In such a situation it seems more fulfilling not to divide those two types of artistic activities but to compare particular works and aims set up by authors. Almost for every artist at “Verge” a doppelganger can be found, or, that which is no less interesting, an absolute antipode from the design sphere. The lamp of Reinier Bosch called “The Frozen Teardrop” is an imitation in bronze of a ragged piece of cardboard looking like a storm wave. In his other works Bosch imitates various sorts of rubbish using expensive materials’. Bosch is not the only one who plays with the materials value, though, maybe, he is the most monumental. Sergey Shekhovtsov’s approach to his sculptures is quite the opposite: he cuts expensive and functional things, out of PU foam. Both Bosch and Shekhovtsov turn what is cheap and trivial into an object for collecting and aesthetic pleasure without adaptating it to the comfort and characteristics of an interior. Shekhovtsov takes over Pop art and, more precisely, Oldenburg’s soft sculptures, while Bosch should be seen in the context of the friendly to Pop art “Neo-Geo”. “The Frozen Teardrop” is comparable to inflatable toys made of steel in the workshop of Jeff Koons. Meanwhile the interactivity of Electroboutique’s “The Cross” is disinterested in the sense that a spectator gets no informational benefit from interacting with this object. rAndom International’s installation “Audience” (2009) works in a similar way. With rAndom International a few mirrors “watch” a spectator; the mirrors turn, following and fixing a spectator’s movements. Here technologies do not serve a consumer, they cringe before him/her. Aristarkh Chernyshev’s “Knode” is a contamination of scrolling lines from Jenny Holzer’s works, the Hans Haacke installation “News” and a popular design method of curving artificial planes congenial with, for example, what the group Troika is doing and especially with the interactive cloud over the London airport Heathrow.

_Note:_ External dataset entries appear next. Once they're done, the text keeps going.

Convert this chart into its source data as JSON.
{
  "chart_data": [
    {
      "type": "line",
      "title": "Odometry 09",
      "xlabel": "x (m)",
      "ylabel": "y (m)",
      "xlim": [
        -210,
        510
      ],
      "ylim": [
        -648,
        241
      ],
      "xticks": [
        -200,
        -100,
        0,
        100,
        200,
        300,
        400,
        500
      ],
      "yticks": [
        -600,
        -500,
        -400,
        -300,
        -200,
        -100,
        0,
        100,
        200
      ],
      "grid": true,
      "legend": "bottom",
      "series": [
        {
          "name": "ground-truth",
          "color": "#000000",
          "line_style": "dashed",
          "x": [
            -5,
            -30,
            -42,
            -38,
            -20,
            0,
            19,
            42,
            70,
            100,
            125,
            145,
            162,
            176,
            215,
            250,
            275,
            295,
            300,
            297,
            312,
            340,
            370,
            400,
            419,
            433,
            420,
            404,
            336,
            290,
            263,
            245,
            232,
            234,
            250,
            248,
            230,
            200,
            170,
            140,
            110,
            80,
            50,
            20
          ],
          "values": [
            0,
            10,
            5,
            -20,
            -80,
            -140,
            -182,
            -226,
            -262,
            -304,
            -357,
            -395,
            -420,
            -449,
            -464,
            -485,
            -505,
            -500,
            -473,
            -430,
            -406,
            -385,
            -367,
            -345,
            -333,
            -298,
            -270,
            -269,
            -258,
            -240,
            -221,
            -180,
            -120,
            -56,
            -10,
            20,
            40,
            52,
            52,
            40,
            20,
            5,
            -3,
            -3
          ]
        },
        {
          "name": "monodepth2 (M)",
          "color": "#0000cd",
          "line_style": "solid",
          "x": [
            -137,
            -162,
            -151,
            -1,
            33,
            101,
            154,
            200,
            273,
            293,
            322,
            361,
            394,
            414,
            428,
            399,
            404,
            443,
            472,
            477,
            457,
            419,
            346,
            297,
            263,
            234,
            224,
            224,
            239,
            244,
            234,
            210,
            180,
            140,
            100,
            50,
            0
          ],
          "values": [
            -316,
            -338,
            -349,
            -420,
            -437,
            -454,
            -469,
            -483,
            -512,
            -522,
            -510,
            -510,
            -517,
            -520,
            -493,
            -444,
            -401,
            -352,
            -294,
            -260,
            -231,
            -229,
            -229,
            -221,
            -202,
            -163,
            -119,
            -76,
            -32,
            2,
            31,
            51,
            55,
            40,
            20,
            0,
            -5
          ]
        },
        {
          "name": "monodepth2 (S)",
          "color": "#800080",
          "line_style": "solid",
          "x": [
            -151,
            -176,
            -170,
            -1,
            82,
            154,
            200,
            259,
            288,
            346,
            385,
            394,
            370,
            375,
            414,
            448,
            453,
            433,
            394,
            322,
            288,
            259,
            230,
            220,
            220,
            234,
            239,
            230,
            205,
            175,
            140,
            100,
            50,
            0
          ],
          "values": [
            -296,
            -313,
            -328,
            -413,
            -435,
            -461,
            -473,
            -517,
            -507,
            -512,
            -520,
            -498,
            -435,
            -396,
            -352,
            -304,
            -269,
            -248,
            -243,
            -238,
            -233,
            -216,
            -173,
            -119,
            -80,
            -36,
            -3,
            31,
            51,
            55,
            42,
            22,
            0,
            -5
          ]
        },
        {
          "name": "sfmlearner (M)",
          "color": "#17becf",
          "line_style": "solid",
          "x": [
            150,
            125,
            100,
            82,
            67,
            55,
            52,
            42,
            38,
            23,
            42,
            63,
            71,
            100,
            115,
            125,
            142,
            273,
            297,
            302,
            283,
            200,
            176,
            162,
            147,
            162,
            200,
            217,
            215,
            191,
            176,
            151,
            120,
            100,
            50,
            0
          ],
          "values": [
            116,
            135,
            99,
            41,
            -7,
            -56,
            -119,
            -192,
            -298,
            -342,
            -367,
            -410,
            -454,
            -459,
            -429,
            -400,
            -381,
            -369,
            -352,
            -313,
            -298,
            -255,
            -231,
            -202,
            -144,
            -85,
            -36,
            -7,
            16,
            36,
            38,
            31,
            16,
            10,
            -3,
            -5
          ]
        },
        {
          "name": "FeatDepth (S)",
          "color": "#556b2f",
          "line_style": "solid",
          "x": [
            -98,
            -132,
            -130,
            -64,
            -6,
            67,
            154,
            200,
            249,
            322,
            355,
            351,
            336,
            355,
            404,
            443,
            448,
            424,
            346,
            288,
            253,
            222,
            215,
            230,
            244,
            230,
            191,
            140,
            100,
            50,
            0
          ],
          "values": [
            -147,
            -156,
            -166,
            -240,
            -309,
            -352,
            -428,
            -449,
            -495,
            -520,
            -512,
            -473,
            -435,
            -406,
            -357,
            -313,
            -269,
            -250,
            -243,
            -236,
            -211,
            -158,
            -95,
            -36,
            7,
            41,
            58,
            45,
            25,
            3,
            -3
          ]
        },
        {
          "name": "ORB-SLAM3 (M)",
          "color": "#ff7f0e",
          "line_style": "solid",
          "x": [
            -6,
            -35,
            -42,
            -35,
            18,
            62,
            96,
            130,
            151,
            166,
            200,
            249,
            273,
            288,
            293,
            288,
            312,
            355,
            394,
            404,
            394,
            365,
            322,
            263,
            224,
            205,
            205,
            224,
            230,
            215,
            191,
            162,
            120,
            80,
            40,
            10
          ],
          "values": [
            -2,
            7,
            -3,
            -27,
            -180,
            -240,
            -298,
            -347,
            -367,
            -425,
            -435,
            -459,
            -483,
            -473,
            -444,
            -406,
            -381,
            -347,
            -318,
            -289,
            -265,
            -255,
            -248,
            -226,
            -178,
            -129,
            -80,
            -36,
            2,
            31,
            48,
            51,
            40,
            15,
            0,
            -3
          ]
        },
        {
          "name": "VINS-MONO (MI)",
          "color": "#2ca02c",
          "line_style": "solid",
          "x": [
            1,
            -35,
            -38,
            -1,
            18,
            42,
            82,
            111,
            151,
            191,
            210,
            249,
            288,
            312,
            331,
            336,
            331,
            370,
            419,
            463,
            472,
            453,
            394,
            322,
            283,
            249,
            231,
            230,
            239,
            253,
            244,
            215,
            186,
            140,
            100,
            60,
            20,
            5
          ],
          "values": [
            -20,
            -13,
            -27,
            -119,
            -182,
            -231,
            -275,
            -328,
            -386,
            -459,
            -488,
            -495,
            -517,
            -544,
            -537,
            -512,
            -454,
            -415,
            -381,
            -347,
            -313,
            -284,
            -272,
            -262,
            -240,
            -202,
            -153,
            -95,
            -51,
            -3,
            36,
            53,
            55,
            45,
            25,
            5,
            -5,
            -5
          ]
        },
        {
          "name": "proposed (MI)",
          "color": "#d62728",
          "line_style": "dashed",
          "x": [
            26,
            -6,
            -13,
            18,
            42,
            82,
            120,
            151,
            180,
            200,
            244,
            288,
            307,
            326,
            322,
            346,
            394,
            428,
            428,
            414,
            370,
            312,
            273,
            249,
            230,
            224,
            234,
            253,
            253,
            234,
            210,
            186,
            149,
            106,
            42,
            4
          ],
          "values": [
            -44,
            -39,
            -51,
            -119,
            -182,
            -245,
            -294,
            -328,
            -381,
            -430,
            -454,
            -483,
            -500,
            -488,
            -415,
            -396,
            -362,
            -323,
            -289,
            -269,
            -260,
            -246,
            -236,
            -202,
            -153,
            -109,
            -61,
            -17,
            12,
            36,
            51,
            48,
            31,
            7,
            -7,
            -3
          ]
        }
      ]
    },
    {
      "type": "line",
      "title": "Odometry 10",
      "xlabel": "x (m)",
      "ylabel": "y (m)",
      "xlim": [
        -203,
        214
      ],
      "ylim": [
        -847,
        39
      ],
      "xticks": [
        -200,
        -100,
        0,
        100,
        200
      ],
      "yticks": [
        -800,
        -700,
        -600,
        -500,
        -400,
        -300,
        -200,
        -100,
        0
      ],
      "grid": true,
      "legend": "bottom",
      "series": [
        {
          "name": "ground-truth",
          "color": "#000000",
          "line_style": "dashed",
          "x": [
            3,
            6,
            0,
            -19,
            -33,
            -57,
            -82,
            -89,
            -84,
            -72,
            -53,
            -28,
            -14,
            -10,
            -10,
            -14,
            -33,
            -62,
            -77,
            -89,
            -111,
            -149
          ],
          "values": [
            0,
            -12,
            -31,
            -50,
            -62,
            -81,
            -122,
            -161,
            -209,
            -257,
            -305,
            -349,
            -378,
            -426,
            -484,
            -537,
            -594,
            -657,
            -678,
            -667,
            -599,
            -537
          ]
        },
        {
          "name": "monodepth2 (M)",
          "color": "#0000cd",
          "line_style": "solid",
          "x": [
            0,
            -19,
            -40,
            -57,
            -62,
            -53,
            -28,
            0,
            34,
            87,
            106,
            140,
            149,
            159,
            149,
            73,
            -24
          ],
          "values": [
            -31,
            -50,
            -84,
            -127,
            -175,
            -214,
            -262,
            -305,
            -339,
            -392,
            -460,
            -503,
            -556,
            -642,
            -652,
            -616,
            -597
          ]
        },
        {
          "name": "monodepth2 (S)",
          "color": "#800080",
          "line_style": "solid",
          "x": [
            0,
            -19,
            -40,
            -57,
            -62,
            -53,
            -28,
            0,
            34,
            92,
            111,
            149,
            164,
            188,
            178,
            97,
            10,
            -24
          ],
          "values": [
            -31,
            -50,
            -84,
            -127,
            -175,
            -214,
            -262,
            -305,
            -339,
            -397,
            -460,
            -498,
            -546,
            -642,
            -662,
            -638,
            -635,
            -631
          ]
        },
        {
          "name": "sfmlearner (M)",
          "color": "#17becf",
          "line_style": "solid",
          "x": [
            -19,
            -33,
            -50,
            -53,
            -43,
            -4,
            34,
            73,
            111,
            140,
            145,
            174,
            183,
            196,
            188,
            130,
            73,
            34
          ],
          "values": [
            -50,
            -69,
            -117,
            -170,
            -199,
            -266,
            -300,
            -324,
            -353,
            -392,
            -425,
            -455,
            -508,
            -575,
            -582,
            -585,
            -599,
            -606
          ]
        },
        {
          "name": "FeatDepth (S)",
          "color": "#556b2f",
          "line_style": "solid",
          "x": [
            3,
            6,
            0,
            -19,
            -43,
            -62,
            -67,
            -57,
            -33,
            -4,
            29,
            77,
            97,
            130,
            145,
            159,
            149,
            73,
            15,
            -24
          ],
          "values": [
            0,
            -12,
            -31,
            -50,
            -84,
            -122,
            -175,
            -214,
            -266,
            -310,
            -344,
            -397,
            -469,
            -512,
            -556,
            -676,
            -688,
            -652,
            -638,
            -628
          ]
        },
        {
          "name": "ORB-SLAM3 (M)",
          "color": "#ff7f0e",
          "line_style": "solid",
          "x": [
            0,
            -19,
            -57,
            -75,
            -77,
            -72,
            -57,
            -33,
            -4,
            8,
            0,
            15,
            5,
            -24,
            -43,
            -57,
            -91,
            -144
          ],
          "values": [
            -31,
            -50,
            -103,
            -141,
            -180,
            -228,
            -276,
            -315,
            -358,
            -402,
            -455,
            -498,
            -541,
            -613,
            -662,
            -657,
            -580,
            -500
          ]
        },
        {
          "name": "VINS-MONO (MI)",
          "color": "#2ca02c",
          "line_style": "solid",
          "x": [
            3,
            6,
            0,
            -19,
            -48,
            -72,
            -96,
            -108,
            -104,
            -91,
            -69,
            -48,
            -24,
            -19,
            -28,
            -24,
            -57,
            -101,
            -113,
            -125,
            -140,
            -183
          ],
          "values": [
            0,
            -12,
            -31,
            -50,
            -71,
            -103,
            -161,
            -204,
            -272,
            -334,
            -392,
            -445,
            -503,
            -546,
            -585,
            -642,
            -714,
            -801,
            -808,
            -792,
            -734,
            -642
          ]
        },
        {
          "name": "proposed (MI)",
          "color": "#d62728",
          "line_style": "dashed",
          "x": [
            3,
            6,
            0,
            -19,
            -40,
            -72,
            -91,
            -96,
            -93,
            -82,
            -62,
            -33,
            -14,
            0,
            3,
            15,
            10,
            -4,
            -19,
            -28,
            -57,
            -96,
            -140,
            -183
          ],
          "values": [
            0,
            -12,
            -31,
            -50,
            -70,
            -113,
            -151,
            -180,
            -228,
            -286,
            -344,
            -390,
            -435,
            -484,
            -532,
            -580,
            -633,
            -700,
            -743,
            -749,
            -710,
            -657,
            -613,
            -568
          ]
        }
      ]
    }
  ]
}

More elaborated links emerge between Irina Korina’s installations and the works of a Spanish designer Nacho Carbonell. Carbonell makes biomorphic furniture with additional planes shooting forth and stylised as organic objects (hornet’s nests, tree branches, fossils). In his “Chair-Tree” the back of the chair, resting on two thin legs, stretches up for a few meters and ends with a hollow. The object is accompanied by the text in which the chair is treated like a living being seeking its own identity. From about 2008 synthetic planes in Korina works have also started to violate the borders acquiring flexibility and expression of plants. In the outcome her objects look more emphatic than the eco-design of Carbonell. And the effect is due to what is the most apparent difference between art and design: art always prefers pessimistic scenarios to the construction of the stable world models.